What does zh-CN mean? 

It is most commonly used as far as I'm aware to indicate text written in the
Simplified Chinese script.  For identification of the script I think we
should recommend zh-Hans first these days - although we need to add caveats
about the fact that some applications won't recognise it (eg. for automatic
application of fonts in Unicode encoded Web pages on some browsers (see
http://www.w3.org/International/tests/results/lang-and-cjk-font). There are
not a huge number of applications, as far as I'm aware.)  

Use of zh-CN doesn't seem to make sense for identifying spoken Chinese,
since there are many dialects in China.  I think one should recommend
zh-guoyu, zh-yue, etc. for this purpose.

Note also that Mandarin, Cantonese, Hakka, etc are spoken in many parts of
the world.  My expectation is that the use of CN would only be appropriate
if one wanted to explicitly make the point that one was referring to the
language as spoken in Mainland China - ie. that there is some particular
characteristic of the instance of text or audio recording that was
idiosyncratic to that particular area as a whole.

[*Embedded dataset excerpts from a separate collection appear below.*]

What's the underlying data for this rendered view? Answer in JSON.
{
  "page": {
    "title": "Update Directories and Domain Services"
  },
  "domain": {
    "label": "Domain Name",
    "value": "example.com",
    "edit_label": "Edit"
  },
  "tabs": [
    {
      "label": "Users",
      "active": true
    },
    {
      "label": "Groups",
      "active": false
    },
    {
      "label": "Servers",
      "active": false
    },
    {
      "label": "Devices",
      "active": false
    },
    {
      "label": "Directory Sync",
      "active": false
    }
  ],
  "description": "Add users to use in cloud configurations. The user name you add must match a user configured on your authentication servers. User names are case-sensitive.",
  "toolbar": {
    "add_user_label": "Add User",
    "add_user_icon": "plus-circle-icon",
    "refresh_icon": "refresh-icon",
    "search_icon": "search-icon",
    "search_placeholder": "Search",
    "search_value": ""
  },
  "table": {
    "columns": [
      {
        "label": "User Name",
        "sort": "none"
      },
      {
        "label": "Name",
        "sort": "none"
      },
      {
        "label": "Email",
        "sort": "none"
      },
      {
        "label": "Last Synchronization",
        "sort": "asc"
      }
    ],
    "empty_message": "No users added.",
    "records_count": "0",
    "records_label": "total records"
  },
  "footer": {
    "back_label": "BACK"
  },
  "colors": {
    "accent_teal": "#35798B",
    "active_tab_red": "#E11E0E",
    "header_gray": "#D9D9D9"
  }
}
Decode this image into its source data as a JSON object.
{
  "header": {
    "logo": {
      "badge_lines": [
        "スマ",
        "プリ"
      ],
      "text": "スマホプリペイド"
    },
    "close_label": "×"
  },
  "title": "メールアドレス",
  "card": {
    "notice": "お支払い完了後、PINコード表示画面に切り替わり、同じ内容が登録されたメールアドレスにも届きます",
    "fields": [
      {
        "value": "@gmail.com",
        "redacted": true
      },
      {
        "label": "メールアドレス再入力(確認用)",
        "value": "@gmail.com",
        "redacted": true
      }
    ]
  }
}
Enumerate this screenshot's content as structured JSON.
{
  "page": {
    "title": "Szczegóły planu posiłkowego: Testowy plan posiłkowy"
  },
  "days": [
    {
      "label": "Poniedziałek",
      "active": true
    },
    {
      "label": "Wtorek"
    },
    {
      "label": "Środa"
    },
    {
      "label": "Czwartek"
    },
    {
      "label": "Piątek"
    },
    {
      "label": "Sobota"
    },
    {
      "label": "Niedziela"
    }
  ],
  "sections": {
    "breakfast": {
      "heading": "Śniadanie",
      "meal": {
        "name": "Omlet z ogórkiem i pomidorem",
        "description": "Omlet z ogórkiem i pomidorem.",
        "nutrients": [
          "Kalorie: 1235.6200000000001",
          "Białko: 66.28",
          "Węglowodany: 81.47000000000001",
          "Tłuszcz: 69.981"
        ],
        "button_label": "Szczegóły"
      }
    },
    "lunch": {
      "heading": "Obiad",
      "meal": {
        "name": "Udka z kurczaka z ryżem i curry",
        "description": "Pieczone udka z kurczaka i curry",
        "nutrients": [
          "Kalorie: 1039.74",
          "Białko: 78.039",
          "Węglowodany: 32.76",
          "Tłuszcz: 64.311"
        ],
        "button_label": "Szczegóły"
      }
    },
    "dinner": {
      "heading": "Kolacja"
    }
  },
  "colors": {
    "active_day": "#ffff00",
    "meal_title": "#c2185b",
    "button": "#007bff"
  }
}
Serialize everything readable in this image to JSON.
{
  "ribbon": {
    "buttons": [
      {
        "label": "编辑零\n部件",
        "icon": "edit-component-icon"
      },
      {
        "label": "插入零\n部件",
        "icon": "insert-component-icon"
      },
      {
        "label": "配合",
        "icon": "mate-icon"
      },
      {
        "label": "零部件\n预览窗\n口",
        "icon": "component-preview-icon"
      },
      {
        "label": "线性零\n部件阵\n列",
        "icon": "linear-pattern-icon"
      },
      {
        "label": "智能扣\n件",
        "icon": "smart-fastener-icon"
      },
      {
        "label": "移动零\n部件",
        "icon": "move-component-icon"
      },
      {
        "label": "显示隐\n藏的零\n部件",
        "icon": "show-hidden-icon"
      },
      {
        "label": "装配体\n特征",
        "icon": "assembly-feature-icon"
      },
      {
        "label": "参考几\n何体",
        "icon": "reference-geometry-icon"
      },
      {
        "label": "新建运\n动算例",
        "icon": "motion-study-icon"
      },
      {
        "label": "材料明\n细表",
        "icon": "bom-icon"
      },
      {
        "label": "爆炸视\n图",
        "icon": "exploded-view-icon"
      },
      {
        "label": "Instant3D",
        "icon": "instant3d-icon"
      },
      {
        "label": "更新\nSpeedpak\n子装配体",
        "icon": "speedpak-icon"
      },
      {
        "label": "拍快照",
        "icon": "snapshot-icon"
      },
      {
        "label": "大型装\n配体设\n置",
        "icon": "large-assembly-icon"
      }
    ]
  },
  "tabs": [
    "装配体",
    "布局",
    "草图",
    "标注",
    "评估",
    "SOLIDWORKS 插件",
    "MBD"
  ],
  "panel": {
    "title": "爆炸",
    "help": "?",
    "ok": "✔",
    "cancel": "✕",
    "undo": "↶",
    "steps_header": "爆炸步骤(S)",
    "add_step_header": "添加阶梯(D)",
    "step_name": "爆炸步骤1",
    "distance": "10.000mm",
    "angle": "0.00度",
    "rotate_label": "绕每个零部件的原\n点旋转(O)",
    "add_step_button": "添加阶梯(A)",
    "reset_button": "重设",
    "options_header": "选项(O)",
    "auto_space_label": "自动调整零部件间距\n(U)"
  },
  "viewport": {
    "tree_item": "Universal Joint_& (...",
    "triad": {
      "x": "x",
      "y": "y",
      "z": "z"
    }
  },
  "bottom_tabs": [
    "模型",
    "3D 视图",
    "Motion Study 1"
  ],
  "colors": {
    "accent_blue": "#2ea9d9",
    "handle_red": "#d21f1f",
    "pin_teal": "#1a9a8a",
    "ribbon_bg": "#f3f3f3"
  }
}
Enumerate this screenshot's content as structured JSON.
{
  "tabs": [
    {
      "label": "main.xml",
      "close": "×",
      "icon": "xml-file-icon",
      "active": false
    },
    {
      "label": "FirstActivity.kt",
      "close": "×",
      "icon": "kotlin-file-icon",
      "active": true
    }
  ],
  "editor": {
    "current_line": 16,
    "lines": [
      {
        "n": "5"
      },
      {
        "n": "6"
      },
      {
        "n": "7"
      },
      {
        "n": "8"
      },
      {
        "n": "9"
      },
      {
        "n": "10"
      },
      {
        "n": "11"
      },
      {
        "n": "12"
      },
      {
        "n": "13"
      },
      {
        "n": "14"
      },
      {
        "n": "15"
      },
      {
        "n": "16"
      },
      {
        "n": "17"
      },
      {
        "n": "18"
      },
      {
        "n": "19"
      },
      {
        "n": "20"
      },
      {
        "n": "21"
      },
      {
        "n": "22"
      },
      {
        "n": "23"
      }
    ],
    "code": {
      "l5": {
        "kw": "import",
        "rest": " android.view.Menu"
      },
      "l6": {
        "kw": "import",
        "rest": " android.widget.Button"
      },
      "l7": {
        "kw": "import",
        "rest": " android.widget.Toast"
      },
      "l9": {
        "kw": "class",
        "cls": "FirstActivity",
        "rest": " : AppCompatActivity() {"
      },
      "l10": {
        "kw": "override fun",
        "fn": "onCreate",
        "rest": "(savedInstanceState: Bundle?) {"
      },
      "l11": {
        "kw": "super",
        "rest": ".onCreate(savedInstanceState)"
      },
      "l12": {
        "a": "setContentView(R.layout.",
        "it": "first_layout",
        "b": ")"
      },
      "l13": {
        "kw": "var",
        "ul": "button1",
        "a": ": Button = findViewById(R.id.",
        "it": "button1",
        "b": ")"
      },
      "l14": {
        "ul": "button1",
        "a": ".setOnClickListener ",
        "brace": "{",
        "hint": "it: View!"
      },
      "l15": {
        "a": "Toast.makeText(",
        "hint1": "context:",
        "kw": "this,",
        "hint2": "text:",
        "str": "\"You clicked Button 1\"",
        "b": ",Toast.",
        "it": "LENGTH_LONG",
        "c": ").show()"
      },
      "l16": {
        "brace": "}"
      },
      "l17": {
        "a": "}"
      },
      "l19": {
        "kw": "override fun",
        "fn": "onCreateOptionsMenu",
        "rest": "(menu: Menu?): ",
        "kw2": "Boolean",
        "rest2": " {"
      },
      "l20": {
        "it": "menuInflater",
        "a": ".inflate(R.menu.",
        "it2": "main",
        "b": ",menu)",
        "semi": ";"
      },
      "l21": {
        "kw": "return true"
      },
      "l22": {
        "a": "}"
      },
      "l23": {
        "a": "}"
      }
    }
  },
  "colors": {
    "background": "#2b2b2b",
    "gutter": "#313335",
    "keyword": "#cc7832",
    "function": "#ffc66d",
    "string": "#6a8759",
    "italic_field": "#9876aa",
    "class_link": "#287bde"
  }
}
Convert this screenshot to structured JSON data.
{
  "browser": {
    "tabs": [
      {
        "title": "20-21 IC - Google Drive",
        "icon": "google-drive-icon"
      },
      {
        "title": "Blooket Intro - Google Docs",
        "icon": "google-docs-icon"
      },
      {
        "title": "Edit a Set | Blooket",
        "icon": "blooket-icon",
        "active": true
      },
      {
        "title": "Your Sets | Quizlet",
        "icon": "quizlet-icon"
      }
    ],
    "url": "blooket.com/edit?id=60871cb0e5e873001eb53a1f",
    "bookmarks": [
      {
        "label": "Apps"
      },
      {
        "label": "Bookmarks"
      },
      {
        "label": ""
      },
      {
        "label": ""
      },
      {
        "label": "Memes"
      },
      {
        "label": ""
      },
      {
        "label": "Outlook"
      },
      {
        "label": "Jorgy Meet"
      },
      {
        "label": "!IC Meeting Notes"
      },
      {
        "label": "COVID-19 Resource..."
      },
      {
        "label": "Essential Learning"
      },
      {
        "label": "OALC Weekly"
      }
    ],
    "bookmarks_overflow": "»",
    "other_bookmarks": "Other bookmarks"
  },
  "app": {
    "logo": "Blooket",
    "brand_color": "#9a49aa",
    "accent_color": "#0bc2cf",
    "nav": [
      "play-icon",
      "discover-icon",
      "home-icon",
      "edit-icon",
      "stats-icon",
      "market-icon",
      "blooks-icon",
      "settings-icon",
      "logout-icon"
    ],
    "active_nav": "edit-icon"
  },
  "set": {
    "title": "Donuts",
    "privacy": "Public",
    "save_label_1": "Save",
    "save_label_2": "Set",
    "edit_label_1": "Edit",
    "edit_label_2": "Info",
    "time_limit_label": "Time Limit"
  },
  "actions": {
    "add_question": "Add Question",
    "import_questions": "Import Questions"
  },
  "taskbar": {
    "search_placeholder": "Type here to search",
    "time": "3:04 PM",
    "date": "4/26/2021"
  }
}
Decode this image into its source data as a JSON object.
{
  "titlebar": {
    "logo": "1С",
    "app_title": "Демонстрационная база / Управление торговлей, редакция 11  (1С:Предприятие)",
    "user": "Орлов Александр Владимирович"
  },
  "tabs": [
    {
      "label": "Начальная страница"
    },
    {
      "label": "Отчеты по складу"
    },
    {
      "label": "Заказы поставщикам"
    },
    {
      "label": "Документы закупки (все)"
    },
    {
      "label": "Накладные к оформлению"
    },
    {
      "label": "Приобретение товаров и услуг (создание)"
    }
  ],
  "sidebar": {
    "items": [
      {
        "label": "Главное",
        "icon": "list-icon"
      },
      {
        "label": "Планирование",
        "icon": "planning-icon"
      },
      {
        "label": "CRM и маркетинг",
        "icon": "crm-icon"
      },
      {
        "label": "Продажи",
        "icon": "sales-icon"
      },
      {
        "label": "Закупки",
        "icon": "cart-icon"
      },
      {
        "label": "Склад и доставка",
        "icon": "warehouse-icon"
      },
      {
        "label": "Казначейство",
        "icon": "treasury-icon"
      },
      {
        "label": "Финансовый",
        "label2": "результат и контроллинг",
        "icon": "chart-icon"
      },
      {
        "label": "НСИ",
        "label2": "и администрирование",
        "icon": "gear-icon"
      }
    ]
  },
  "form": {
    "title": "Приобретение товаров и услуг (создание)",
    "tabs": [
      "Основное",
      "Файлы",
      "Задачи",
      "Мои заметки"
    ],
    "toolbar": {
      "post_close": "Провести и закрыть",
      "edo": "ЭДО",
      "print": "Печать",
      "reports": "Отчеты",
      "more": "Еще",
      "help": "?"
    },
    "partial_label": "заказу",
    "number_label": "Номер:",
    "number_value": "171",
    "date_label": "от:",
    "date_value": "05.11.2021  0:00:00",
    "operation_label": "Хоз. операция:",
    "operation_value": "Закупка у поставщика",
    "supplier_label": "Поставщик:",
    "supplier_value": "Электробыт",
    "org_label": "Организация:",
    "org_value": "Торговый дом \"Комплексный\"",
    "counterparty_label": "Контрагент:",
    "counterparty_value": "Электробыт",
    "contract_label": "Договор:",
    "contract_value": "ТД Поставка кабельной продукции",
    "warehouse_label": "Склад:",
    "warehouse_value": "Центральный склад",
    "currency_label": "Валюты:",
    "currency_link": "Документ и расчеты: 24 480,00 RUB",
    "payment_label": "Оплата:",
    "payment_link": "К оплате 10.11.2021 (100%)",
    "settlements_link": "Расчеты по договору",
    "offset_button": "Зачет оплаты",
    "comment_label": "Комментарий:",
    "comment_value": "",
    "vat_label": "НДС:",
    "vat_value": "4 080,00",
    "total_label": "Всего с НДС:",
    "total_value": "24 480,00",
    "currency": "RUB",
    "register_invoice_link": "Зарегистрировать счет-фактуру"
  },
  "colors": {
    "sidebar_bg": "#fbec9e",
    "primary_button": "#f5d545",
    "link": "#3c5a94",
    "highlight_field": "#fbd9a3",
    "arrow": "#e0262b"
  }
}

And now what does zh-TW mean?  Well usually text written in Traditional
Chinese script, although the we could repeat much of what I wrote above
about zh-CN for this too.  zh-TW taken literally means the Chinese spoken in
Taiwan - which happens to be Mandarin.  So unless you have particular
distinguishing features in mind, perhaps, again you should just use
zh-guoyu.

Then there's the question: what are we doing with this page?  Describing
current usage or recommending best practises.  If the latter, perhaps zh-CN
and zh-TW should only appear on the page if clearly marked as edge cases.

Btw, what does de-CH represent in the table?  Swiss German is different from
de-DE, and rarely written, and then has little consistency to its
orthography.  There are also many local variants to Swiss German across
Switzerland, which would seem to invite a large number of additions to this
table.  But presumably de-CH refers to the way de-DE German is written in
Switzerland or spoken by newsreaders there (and there are a small number of
significant differences here from de-DE.)?  If so, we ought to clarify that
in the table.

I think this kind of process could be applied to many other parts of the
second table, which worries me.  I can't help thinking that it might be
better to talk through some examples of when to use en and when to use en-GB
or en-US, talk through the choices for particular problem areas like chinese
and swiss german, and so on, rather than to just list these combinations,
most of which you could determine pretty easily anyway if you gave what you
were doing a small amount of thought and had access to a list of country
codes. 

What might be more useful is to say, here is the simplest form to identify
this language (eg. 'en'), and in the next column are a bunch of potential
country or other codes you may want to consider using in conjunction with
this.  Rather than, "This table lists the languages" and " require a
language subtag and country subtag".

RI